A few months ago, we ran into an NFS problem in Alpine . While working on this bug, I traced the Alpine process and noticed, among other things, that it uses ftruncate() to resize mailboxes; sometimes it expands them, temporarily creating a sparse section of the file, until it fills it, and, possibly, sometimes compresses it. This seemed to coincide with the current situation: sparse areas are related, and reducing the file size with ftruncate() creates a situation where tar unexpectedly encounters file termination.

(This even explains why tar is sometimes restored; if later a new mail suddenly arrives in the box, it returns to the expected size and tar no longer faces an unexpected completion of the file).

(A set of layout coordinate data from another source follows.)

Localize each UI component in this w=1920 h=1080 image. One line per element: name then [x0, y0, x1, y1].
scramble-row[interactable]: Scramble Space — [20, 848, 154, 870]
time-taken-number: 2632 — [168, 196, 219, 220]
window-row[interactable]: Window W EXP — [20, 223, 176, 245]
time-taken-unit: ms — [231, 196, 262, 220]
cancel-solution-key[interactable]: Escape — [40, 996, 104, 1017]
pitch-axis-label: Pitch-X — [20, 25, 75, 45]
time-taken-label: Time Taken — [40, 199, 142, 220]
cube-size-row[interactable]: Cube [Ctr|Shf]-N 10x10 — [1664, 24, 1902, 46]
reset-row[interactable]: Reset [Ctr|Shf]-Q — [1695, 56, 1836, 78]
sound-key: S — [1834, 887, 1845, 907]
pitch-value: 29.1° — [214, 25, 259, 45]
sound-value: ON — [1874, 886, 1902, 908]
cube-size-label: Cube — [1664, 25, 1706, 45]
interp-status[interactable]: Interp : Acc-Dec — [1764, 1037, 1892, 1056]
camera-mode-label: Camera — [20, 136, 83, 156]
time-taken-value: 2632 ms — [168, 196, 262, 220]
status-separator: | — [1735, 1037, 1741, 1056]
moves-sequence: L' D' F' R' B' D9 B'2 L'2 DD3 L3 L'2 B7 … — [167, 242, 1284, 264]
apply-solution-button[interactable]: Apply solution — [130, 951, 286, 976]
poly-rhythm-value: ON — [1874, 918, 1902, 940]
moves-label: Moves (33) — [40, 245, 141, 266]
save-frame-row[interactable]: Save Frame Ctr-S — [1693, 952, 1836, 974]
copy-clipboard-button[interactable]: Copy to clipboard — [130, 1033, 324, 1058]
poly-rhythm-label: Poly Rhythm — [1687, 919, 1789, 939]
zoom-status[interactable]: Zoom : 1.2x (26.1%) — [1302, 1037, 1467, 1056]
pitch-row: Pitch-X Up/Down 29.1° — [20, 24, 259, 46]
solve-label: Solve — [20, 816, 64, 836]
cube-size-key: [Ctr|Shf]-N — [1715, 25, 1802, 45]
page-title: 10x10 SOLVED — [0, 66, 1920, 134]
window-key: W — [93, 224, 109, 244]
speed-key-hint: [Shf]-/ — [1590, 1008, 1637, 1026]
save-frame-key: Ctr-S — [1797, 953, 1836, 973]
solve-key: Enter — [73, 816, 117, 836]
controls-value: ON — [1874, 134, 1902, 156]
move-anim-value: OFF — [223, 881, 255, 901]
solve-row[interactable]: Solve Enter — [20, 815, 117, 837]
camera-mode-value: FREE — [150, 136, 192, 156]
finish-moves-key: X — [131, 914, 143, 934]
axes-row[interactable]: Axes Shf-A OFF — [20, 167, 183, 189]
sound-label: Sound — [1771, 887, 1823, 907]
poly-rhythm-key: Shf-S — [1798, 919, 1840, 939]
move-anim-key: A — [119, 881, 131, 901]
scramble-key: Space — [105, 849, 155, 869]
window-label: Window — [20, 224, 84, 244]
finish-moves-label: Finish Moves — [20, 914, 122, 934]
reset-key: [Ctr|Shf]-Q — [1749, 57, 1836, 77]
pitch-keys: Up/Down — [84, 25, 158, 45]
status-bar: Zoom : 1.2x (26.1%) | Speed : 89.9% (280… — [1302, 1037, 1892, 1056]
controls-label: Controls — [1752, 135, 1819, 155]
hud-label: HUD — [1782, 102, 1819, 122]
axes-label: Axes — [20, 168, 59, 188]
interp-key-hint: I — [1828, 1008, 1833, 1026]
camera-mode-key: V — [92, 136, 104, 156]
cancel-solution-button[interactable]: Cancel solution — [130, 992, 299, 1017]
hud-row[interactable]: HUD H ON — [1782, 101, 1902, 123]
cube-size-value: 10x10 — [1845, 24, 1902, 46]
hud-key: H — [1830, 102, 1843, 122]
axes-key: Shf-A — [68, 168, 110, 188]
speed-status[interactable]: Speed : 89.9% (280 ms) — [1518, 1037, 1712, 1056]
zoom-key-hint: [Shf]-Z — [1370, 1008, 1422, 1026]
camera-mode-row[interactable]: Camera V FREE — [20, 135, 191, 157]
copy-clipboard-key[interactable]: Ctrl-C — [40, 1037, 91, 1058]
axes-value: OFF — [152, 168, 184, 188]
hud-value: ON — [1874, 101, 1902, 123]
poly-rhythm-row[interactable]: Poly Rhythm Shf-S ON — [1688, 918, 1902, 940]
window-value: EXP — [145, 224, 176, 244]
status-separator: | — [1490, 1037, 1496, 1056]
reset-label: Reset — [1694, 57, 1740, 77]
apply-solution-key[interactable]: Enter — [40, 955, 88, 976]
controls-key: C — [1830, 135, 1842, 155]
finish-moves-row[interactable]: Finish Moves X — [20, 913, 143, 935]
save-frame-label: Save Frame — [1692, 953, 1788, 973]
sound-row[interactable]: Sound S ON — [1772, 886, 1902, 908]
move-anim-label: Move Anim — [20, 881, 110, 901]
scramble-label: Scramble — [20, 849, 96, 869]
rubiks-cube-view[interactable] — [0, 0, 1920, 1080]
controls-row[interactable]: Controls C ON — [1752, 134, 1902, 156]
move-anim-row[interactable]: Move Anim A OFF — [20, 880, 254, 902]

I fiddled a bit with GDB on the Ubuntu debugging symbols and tar source code I received, and was able to reproduce the error, although it was somewhat different from my original theory. It turned out that sparse_dump_region does not reset sparse areas of the file, but resets not sparse (well, of course), and is used for all files (sparse or not) if you run tar with the argument --sparse . Thus, the actual error is that if you run GNU Tar with the argument --sparse and the file is compressed during its reading, tar cannot correctly handle the end of the file received earlier than expected . If the file grows again, tar restores.

(Except when the file is sparse only at the end and is compressed only in this place. In this case, everything is fine).

I thought that all the same I could check many years ago on our OmniOS file servers. There are ways to trace the system calls of the program and analogs of lsof , and I could find and see the source code of my version of GNU Tar and run it with the OmniOS debugger (although GDB is not installed there), and so on. But I did not. Instead, we shrugged and moved on. I had to move the file system under Ubuntu so that I could lift a finger and figure out the problem.

(It's not just about tools and environments; we also automatically assumed that some old unsupported version of GNU Tar was on OmniOS, which makes no sense to investigate, because the problem was of course decided in a newer version).

PS: Probably, as a quick fix, we simply forbid Amanda from using the tar --sparse when backing up. Mailboxes should not be sparse, and if this happens, we still compress the file system backups , so all these zero bytes will compress well.

PPS: I did not try to report a bug to the developers of GNU Tar, because I discovered it only on Friday, and the university is now on winter vacation. Feel free to do this before me.